You Pays Your Money, You Takes Your Chances

What happens across your lifetime to change you from young to old is known as stochastic damage - the integrity of your bodily systems nibbled away, one damaged or misplaced clump of atoms at a time. At the detail level of molecular machinery, this is basically random. But the process is statistically predictable when you start to look at the bigger picture: our bodies are all, sadly, headed downhill in much the same general direction, and we can even talk about trends, environmental factors, and speeds of decline when we examine large groups of people.

For you, personally, what this means is that you have a ticket to ride and you can steer the bounds of the possible by your actions. But there's no such thing as absolute control - there are only risks to be shifted one way or another. Laze around and grow fat, and watch the risk of diabetes, cancer, and dementia grow much larger. Or smoke and suffer the likely consequences. Or avoid doctors like the plague for two dozen years and you're making your own bad luck, slowly but surely.

Some people sail through all that exactly because they were lucky, or both lucky and possessed of rare protective genes. Equally, you could do everything right, live the healthiest life possible, and get nailed by cancer in your twenties, or by the sudden onset of an unsuspected genetic condition in your thirties, or by an autoimmune disease despite no history of it in your family. Or, hell, by some idiot operating heavy machinery without a license while you're minding your own business on the sidewalk. These things happen. They're rare, but the point is that they're on the ticket: all you can do is swing the odds.

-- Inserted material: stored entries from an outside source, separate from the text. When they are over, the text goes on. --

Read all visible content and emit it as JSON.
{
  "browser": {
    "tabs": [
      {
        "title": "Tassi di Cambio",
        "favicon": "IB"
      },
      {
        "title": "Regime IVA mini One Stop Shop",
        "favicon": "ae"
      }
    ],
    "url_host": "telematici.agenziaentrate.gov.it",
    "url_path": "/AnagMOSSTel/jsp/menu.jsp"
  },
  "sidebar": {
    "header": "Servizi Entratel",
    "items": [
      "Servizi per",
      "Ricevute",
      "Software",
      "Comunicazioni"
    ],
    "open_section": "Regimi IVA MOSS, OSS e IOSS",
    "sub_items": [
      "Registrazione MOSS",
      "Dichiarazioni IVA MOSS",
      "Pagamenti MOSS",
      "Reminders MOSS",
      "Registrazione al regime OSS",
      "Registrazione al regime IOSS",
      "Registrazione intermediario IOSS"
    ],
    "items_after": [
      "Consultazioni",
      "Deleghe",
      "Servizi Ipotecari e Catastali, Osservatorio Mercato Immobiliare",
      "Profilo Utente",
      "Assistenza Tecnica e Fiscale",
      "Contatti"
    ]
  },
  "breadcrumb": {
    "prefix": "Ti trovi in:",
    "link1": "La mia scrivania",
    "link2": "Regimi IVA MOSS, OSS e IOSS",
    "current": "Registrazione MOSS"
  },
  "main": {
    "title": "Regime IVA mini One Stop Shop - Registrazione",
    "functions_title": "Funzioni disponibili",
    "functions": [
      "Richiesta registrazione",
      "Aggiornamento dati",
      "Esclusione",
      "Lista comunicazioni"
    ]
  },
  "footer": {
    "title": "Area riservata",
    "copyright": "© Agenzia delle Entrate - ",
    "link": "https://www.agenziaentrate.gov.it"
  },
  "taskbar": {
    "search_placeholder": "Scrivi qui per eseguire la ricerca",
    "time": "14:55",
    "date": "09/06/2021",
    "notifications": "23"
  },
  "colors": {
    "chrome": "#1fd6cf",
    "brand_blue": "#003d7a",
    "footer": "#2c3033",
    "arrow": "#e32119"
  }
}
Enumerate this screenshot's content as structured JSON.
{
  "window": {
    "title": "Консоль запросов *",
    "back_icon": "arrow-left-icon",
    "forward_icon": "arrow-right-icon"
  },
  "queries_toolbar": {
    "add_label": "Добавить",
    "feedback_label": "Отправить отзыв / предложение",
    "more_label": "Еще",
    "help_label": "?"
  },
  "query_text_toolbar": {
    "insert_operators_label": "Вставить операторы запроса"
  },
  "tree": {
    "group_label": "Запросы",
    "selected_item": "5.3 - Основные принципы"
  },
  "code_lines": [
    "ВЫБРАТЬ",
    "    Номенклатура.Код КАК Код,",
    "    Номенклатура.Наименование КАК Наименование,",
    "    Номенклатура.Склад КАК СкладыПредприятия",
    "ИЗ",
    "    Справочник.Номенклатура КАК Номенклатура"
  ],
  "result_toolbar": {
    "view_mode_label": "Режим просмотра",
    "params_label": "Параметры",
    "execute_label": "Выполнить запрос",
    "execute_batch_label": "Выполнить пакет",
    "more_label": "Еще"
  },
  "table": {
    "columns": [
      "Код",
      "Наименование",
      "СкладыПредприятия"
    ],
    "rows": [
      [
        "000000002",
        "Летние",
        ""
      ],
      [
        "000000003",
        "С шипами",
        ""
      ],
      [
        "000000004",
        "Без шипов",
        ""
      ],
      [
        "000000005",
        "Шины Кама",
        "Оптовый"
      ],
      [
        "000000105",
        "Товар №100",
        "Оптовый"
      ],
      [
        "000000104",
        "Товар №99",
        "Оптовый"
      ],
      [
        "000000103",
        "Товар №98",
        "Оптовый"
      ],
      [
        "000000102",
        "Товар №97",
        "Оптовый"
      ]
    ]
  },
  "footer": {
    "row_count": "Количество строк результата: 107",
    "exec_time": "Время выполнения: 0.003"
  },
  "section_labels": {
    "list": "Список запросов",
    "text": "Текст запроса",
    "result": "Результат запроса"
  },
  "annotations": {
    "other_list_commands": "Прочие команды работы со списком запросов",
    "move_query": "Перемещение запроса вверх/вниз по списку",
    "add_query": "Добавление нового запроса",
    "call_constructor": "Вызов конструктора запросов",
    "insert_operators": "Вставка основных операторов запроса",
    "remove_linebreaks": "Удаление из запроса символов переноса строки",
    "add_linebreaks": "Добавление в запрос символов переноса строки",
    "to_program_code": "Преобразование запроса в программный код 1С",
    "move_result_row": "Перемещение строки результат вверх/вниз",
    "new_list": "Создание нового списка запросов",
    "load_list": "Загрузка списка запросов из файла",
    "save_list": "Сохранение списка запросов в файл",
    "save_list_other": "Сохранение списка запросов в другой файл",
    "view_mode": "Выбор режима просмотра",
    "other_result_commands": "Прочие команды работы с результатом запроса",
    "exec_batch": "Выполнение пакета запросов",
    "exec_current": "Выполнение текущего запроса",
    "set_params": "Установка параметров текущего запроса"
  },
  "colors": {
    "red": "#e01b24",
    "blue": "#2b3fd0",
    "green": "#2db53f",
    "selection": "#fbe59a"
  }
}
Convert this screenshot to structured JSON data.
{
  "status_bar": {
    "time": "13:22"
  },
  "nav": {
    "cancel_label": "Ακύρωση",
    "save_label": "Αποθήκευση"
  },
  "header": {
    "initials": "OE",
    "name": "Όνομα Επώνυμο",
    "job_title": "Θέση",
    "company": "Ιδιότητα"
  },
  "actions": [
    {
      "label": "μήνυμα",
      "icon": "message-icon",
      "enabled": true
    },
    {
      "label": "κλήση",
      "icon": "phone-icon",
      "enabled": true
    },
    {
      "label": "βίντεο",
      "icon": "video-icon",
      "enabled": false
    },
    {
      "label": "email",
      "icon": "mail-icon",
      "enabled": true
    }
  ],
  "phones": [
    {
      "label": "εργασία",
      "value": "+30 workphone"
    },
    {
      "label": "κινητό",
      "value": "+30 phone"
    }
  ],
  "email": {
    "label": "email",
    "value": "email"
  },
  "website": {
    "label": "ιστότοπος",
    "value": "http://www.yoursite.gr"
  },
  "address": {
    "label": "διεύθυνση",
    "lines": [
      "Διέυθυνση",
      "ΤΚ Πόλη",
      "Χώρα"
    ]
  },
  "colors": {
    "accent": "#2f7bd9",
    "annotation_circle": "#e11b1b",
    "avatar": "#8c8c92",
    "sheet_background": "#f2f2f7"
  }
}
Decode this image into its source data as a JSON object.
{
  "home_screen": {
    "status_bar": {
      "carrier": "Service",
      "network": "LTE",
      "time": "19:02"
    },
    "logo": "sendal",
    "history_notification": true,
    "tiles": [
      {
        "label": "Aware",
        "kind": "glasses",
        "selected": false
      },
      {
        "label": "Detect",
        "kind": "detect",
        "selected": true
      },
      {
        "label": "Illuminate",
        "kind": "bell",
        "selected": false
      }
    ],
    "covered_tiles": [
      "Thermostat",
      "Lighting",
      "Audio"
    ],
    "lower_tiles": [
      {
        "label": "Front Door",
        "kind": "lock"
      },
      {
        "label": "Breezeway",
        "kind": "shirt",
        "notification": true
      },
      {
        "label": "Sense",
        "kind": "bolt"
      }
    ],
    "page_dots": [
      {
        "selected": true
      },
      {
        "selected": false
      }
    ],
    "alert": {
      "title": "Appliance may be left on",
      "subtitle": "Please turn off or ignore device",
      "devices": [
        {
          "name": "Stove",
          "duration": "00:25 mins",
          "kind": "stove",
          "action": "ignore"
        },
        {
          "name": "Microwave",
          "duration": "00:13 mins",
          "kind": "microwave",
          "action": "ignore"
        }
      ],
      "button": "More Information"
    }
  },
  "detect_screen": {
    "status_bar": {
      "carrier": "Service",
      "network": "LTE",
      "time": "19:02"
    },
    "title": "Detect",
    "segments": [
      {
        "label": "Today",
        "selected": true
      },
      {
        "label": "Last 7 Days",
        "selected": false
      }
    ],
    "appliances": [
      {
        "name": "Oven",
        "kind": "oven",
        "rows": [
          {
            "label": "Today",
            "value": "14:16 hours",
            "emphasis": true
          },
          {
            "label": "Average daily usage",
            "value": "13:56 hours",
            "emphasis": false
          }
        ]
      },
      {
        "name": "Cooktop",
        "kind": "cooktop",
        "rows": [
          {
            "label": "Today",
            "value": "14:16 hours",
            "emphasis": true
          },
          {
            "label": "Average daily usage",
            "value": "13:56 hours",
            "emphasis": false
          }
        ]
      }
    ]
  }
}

Some people die young and despite living well: it happens. I'm sure we can all think of a few we've known. But that doesn't remove any of the value of living well, doing the right things for your health, and generally trying to keep on the right side of heavy machinery. It's a matter of odds. Too many people look at disease in later life as exclusively bad luck, whereas they in fact had a hand in moving the needle the wrong way:

Lifetime physical inactivity interacts with secondary aging (i.e., aging caused by diseases and environmental factors) in three patterns of response. First, lifetime physical inactivity confers no apparent effects on a given set of physiological functions. Second, lifetime physical inactivity accelerates secondary aging (e.g., speeding the reduction in bone mineral density, maximal oxygen consumption, and skeletal muscle strength and power), but does not alter the primary aging of these systems. Third, a lifetime of physical activity to the age of ~60-70 years old totally prevents decrements in some age-associated risk factors for major chronic diseases, such as endothelial dysfunction and insulin resistance. The present review provides ample and compelling evidence that physical inactivity has a large impact in shortening average life expectancy. In summary, physical inactivity plays a major role in the secondary aging of many essential physiological functions, and this aging can be prevented through a lifetime of physical activity.

In some things we can make our own luck; in others we can't. Not much that can be done today about the bolt from the blue cancer in your teens, or the genetics that dealt you a heart that'll have to be nursed like the engine in a second hand car for the rest of your life. But for the rest of it: the prepared and the foresighted have what looks like great luck in life - at least from the perspective of people who didn't pay attention to all the groundwork that led to that point.